Haha. What’s new?
Another day, another big stock market move off the back of hopes of a pivot from the Federal Reserve.
In approximately the thousandth such occurrence this year, stocks have bounced sharply off renewed hope that the Federal Reserve is somewhat bluffing with its hard-lined stance against interest rate hikes.
The Dow added 800 points Tuesday, with the Nasdaq surging – overall, stocks have posted the best two-day surge since 2020. Sure, not exactly an earth-shattering sample space, but it feels good to write about some positive news for a change.
Why are markets going up?
The renewed hope from investors that the Federal Reserve would soften actually stemmed from news Down Under.

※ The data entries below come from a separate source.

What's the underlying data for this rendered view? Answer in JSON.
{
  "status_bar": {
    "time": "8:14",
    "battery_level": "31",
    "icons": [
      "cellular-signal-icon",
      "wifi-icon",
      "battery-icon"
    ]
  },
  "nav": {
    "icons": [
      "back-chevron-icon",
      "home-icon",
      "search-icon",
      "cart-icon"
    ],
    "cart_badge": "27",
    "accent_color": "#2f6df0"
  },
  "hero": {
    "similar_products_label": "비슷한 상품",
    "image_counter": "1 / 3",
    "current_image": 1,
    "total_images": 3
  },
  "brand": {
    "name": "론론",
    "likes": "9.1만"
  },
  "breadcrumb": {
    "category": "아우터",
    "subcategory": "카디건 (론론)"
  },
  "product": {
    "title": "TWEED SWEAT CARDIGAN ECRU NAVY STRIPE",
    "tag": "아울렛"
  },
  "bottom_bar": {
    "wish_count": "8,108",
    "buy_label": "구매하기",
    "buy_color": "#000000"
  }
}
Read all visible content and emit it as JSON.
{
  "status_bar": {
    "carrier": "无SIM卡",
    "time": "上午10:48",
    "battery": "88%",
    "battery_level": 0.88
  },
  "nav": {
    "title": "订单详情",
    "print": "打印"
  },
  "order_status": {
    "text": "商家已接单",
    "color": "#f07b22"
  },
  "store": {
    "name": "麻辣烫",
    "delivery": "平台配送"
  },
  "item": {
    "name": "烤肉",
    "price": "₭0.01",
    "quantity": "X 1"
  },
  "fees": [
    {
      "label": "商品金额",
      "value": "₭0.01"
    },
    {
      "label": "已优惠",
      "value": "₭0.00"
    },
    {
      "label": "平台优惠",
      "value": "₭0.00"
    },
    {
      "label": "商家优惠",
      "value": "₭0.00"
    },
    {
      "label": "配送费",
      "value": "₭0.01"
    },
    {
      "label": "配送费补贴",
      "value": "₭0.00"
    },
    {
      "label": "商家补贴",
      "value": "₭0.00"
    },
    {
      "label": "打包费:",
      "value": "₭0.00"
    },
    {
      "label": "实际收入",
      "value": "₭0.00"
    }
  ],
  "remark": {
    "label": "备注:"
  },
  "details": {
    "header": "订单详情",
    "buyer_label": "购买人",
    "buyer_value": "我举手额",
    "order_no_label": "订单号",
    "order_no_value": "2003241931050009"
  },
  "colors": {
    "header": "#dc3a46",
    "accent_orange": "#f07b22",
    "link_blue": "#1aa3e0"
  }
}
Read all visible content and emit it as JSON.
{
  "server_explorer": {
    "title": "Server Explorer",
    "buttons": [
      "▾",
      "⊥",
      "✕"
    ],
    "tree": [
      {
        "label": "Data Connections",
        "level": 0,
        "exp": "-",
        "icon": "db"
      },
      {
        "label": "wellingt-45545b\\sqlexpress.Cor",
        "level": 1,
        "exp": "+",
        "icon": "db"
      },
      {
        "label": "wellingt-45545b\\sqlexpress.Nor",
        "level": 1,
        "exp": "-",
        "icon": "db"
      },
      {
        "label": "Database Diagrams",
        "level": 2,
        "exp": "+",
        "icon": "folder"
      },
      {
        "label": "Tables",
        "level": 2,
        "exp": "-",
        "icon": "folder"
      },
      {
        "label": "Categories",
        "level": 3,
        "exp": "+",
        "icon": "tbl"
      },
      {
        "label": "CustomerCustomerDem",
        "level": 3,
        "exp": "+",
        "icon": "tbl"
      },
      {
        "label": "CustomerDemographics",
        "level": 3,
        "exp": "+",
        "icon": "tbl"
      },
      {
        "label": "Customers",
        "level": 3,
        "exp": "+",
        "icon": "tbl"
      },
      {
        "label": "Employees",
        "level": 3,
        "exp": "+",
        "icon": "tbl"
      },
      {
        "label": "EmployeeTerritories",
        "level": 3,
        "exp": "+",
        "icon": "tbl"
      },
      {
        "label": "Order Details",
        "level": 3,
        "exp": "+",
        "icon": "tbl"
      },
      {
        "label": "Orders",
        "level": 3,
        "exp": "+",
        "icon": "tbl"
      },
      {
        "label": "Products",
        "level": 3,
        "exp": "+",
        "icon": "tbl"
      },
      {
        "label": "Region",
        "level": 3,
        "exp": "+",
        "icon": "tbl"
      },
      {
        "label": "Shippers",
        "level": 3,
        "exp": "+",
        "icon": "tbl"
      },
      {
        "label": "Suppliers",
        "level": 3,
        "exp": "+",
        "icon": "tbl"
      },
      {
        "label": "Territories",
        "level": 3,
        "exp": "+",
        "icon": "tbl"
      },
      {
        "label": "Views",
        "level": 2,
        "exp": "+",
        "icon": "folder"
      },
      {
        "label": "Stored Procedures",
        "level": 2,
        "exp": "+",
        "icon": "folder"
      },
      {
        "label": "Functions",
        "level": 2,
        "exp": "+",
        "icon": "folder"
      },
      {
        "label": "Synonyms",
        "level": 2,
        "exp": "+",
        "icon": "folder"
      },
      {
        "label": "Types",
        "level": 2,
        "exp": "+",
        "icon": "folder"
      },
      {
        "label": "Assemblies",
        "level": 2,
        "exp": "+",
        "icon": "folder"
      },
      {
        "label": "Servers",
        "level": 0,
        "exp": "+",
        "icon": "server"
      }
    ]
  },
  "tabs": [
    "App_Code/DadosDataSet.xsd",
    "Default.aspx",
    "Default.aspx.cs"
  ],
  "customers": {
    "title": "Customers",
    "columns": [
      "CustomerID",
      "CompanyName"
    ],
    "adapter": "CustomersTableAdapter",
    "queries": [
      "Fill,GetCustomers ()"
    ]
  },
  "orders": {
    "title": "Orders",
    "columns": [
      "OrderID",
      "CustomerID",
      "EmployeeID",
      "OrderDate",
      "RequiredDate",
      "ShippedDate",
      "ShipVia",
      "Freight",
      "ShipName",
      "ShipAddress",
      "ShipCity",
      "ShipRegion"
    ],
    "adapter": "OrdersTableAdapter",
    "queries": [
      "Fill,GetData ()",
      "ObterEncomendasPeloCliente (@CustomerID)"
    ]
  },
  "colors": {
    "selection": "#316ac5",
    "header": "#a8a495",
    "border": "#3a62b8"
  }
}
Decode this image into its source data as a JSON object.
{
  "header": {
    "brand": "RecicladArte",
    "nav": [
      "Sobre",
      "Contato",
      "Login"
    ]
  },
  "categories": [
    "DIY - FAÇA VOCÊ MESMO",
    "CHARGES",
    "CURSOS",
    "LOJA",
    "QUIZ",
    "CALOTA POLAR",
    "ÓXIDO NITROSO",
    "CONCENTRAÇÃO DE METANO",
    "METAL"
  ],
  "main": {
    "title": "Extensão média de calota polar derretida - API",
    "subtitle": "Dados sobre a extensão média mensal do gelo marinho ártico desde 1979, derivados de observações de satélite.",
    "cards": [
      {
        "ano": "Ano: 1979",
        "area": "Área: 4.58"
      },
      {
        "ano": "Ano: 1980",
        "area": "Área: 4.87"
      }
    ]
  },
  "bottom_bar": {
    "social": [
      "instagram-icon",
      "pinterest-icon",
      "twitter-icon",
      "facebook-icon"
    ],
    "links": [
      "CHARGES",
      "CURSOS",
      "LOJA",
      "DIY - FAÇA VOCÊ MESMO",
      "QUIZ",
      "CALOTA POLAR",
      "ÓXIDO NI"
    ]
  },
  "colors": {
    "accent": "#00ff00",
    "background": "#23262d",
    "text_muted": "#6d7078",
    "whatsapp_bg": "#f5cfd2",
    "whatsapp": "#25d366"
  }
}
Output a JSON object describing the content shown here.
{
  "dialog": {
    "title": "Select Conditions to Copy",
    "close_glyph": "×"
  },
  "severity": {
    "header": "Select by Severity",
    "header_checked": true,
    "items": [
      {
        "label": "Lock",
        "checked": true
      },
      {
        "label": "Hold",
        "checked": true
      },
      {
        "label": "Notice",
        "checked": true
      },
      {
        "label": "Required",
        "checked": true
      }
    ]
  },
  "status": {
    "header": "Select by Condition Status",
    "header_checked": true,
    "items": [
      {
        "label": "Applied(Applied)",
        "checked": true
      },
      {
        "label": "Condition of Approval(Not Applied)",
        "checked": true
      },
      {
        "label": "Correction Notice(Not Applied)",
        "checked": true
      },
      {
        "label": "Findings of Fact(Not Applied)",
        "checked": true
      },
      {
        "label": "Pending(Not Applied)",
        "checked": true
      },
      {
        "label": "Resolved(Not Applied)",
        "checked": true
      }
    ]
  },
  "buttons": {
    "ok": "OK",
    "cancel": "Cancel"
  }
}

The Reserve Bank of Australia hiked only 25 bps, surprising the market which had assumed a 50 bps jump was incoming. It is the first central bank to reserve course on large rate hikes, as the 25 bps hike represents the smallest iteration. And investors in the US have wasted no time in piling into stocks accordingly.
Coupled with some slower-than-expected job growth – you know, bad news is good news because it means the Fed will hike less – means the market is getting some well-earned relief. Job openings in August fell by 1.1 million, which sounds awful, but it is also a slowing labour market is necessary to ease inflationary woes.
And with inflation easing, rate hikes would cease – and bingo, stocks go to the moon.
What will the Federal Reserve do?
It’s just the latest reminder that the macro climate is running the show. Stocks are jumping and falling off expectations of what the Federal Reserve will do with interest rates.
For me, this little bout of news doesn’t change anything. Expectations of rate rises peel back slightly, and stocks accordingly have moved upwards. Nothing less, nothing more.
Ray Dalio, billionaire investor and frequent resident in the LinkedIn “influencer section”, weighed in with interesting comments asserting that he had moved off his previous views that “cash is trash” and now believes it is a neutral investment, given the rate rises and shrinking of the Fed’s balance sheet.
“The short-term interest rate is now about right”, he said.
Whether big Jerome Powell is in agreement with Dalio is another issue. And it is quite precisely the issue that will move markets. If some more data comes out today suggesting the Fed will not be reversing course, the gains will promptly be given back. Right now, there really is nothing more important than inflation and Federal Reserve intentions.
It’s Jerome Powell’s world, and we are all just living in it.